Among them, David Zwirner’s $7.5 million sale of a Ruth Asawa looped-wire hanging sculpture illustrated the continued revaluation of women modernists. White Cube’s placement of Julie Mehretu’s Charioteer (2007) for $11.5 million reinforced strong demand for major women painters in abstraction. Meanwhile, Gerhard Richter’s late-1980s yellow abstracts, jointly presented by Lévy Gorvy Dayan and Hauser & Wirth, fetched $25.5 million and $23 million, fueled by the concurrent Richter retrospective at Fondation Louis Vuitton.

Blue-chip names anchored the fair’s upper tier: Nahmad Contemporary’s solo presentation of nine Picassos, with two paintings selling for approximately $50 million each, marked the fair’s highest price points. Pace Gallery sold a 1918 Modigliani painting for just under $10 million, while Sprüth Magers placed two 2025 George Condo works at $1.8 million each, both snapped up rapidly amid high institutional visibility in Paris. On the emerging end, Karma International’s sale of Ida Ekblad’s Septic Sun (Painters Bench) (2025) for $120,000 reflected selective but confident acquisitions of younger European voices.

A single Picasso seemed almost obligatory this year, as his name surfaced repeatedly across the stands. Works by Modigliani, Rothko, Degas, Matisse, Gauguin, Louise Bourgeois, and Jean Dubuffet appeared beside contemporary signatures like El Anatsui and Yayoi Kusama. While some presentations embraced conceptual rigor, others projected an overtly commercial energy. Yet this contrast itself reflected the fair’s vitality: a marketplace alive with ambition for experimentation.

Among the galleries navigating 20th-century legacies and contemporary vision was Pace Gallery. Their booth spanned more than a century of art history, from Picasso and Modigliani to contemporary art collectives like teamLab. “On the booth we have work from 1907 up until 2025,” a Pace representative explained. “We have a very broad spectrum of dates and mediums.”

Historical blue-chip highlights included Modigliani’s Jeune fille aux macarons (1918) and Picasso’s Study for Nude with Drapery (1907), once part of Gertrude Stein’s collection, alongside Calder sculptures dating from 1946 and 1958.

When asked where the strongest interest lay, the representative noted that curiosity was evenly spread. “Honestly, a bit of everything. Our showcase is very carefully selected, so we really expect interest for every piece - and we do have interest for every piece. Of course people know the value of Rothko, Modigliani, and Picasso, so we have more questions and more people taking pictures. But overall, the interest is very broad.”

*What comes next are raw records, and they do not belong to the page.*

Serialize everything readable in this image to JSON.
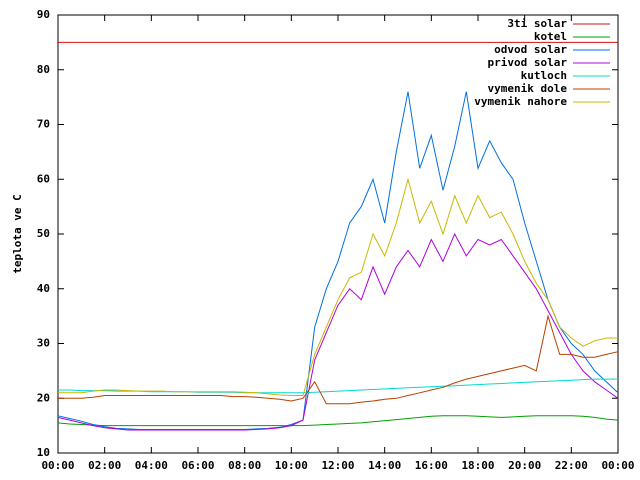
{
  "chart_data": {
    "type": "line",
    "y_label": "teplota ve C",
    "x": [
      0,
      0.5,
      1,
      1.5,
      2,
      2.5,
      3,
      3.5,
      4,
      4.5,
      5,
      5.5,
      6,
      6.5,
      7,
      7.5,
      8,
      8.5,
      9,
      9.5,
      10,
      10.5,
      11,
      11.5,
      12,
      12.5,
      13,
      13.5,
      14,
      14.5,
      15,
      15.5,
      16,
      16.5,
      17,
      17.5,
      18,
      18.5,
      19,
      19.5,
      20,
      20.5,
      21,
      21.5,
      22,
      22.5,
      23,
      23.5,
      24
    ],
    "xlim": [
      0,
      24
    ],
    "xticks": [
      {
        "value": 0,
        "label": "00:00"
      },
      {
        "value": 2,
        "label": "02:00"
      },
      {
        "value": 4,
        "label": "04:00"
      },
      {
        "value": 6,
        "label": "06:00"
      },
      {
        "value": 8,
        "label": "08:00"
      },
      {
        "value": 10,
        "label": "10:00"
      },
      {
        "value": 12,
        "label": "12:00"
      },
      {
        "value": 14,
        "label": "14:00"
      },
      {
        "value": 16,
        "label": "16:00"
      },
      {
        "value": 18,
        "label": "18:00"
      },
      {
        "value": 20,
        "label": "20:00"
      },
      {
        "value": 22,
        "label": "22:00"
      },
      {
        "value": 24,
        "label": "00:00"
      }
    ],
    "ylim": [
      10,
      90
    ],
    "yticks": [
      10,
      20,
      30,
      40,
      50,
      60,
      70,
      80,
      90
    ],
    "legend": "top-right",
    "series": [
      {
        "name": "3ti solar",
        "color": "#d01010",
        "values": [
          85,
          85,
          85,
          85,
          85,
          85,
          85,
          85,
          85,
          85,
          85,
          85,
          85,
          85,
          85,
          85,
          85,
          85,
          85,
          85,
          85,
          85,
          85,
          85,
          85,
          85,
          85,
          85,
          85,
          85,
          85,
          85,
          85,
          85,
          85,
          85,
          85,
          85,
          85,
          85,
          85,
          85,
          85,
          85,
          85,
          85,
          85,
          85,
          85
        ]
      },
      {
        "name": "kotel",
        "color": "#00a000",
        "values": [
          15.5,
          15.3,
          15.2,
          15.1,
          15,
          15,
          15,
          15,
          15,
          15,
          15,
          15,
          15,
          15,
          15,
          15,
          15,
          15,
          15,
          15,
          15,
          15.0,
          15.1,
          15.2,
          15.3,
          15.4,
          15.5,
          15.7,
          15.9,
          16.1,
          16.3,
          16.5,
          16.7,
          16.8,
          16.8,
          16.8,
          16.7,
          16.6,
          16.5,
          16.6,
          16.7,
          16.8,
          16.8,
          16.8,
          16.8,
          16.7,
          16.5,
          16.2,
          16.0
        ]
      },
      {
        "name": "odvod solar",
        "color": "#0070e0",
        "values": [
          16.8,
          16.3,
          15.8,
          15.2,
          14.8,
          14.5,
          14.4,
          14.3,
          14.3,
          14.3,
          14.3,
          14.3,
          14.3,
          14.3,
          14.3,
          14.3,
          14.3,
          14.4,
          14.5,
          14.7,
          15.2,
          16,
          33,
          40,
          45,
          52,
          55,
          60,
          52,
          65,
          76,
          62,
          68,
          58,
          66,
          76,
          62,
          67,
          63,
          60,
          52,
          45,
          38,
          33,
          30,
          28,
          25,
          23,
          21
        ]
      },
      {
        "name": "privod solar",
        "color": "#b000e0",
        "values": [
          16.5,
          16,
          15.5,
          15,
          14.6,
          14.4,
          14.2,
          14.2,
          14.2,
          14.2,
          14.2,
          14.2,
          14.2,
          14.2,
          14.2,
          14.2,
          14.2,
          14.3,
          14.4,
          14.6,
          15,
          16,
          27,
          32,
          37,
          40,
          38,
          44,
          39,
          44,
          47,
          44,
          49,
          45,
          50,
          46,
          49,
          48,
          49,
          46,
          43,
          40,
          36,
          32,
          28,
          25,
          23,
          21.5,
          20
        ]
      },
      {
        "name": "kutloch",
        "color": "#00d8d8",
        "values": [
          21.5,
          21.5,
          21.4,
          21.4,
          21.4,
          21.3,
          21.3,
          21.3,
          21.2,
          21.2,
          21.2,
          21.2,
          21.1,
          21.1,
          21.1,
          21.1,
          21.0,
          21.0,
          21.0,
          21.0,
          21.0,
          21.0,
          21.1,
          21.2,
          21.3,
          21.4,
          21.5,
          21.6,
          21.7,
          21.8,
          21.9,
          22.0,
          22.1,
          22.2,
          22.3,
          22.4,
          22.5,
          22.6,
          22.7,
          22.8,
          22.9,
          23.0,
          23.1,
          23.2,
          23.3,
          23.4,
          23.5,
          23.5,
          23.5
        ]
      },
      {
        "name": "vymenik dole",
        "color": "#b84000",
        "values": [
          20,
          20,
          20,
          20.2,
          20.5,
          20.5,
          20.5,
          20.5,
          20.5,
          20.5,
          20.5,
          20.5,
          20.5,
          20.5,
          20.5,
          20.3,
          20.3,
          20.2,
          20,
          19.8,
          19.5,
          20,
          23,
          19,
          19,
          19,
          19.3,
          19.5,
          19.8,
          20,
          20.5,
          21,
          21.5,
          22,
          22.8,
          23.5,
          24,
          24.5,
          25,
          25.5,
          26,
          25,
          35,
          28,
          28,
          27.5,
          27.5,
          28,
          28.5
        ]
      },
      {
        "name": "vymenik nahore",
        "color": "#c8b800",
        "values": [
          21,
          21,
          21,
          21.3,
          21.5,
          21.5,
          21.4,
          21.3,
          21.3,
          21.3,
          21.2,
          21.2,
          21.2,
          21.2,
          21.2,
          21.2,
          21.1,
          21,
          20.8,
          20.6,
          20.5,
          20.5,
          28,
          33,
          38,
          42,
          43,
          50,
          46,
          52,
          60,
          52,
          56,
          50,
          57,
          52,
          57,
          53,
          54,
          50,
          45,
          41,
          38,
          33,
          31,
          29.5,
          30.5,
          31,
          31
        ]
      }
    ]
  }
}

As for the fair itself, the atmosphere was unmistakably buoyant. “It’s very good,” the Pace representative remarked. “We were really happy - most galleries were happy about sales and attendance. I heard (but am not sure) it’s around 80% international guests. Art Basel really did a great job of bringing people to Paris - it’s not just French collectors here. And we did sell very well, as did many others from what I heard.”

Art Basel CEO Noah Horowitz acknowledged that the new ultra-exclusive format plays into Paris’s allure: “Demand for attending in Paris is exceptionally high. That bottleneck, in a way, adds to the magic.”

Beyond the Grand Palais, Paris’s art week extended into the city’s independent spaces, where parallel exhibitions deepened the week’s reflective tone. Among them, Fora Gallery presented 'Wandering Minds' (23–24 October, 48 rue de Lille, Paris 7) - a group exhibition featuring Shahnaz Aghayeva, Javid Ilham, Huseyn Jalil, Nazrin Mammadova, and Regina Rzaeva. The show examined the poetics of introspection, framing the act of mind-wandering as both a cognitive and creative process.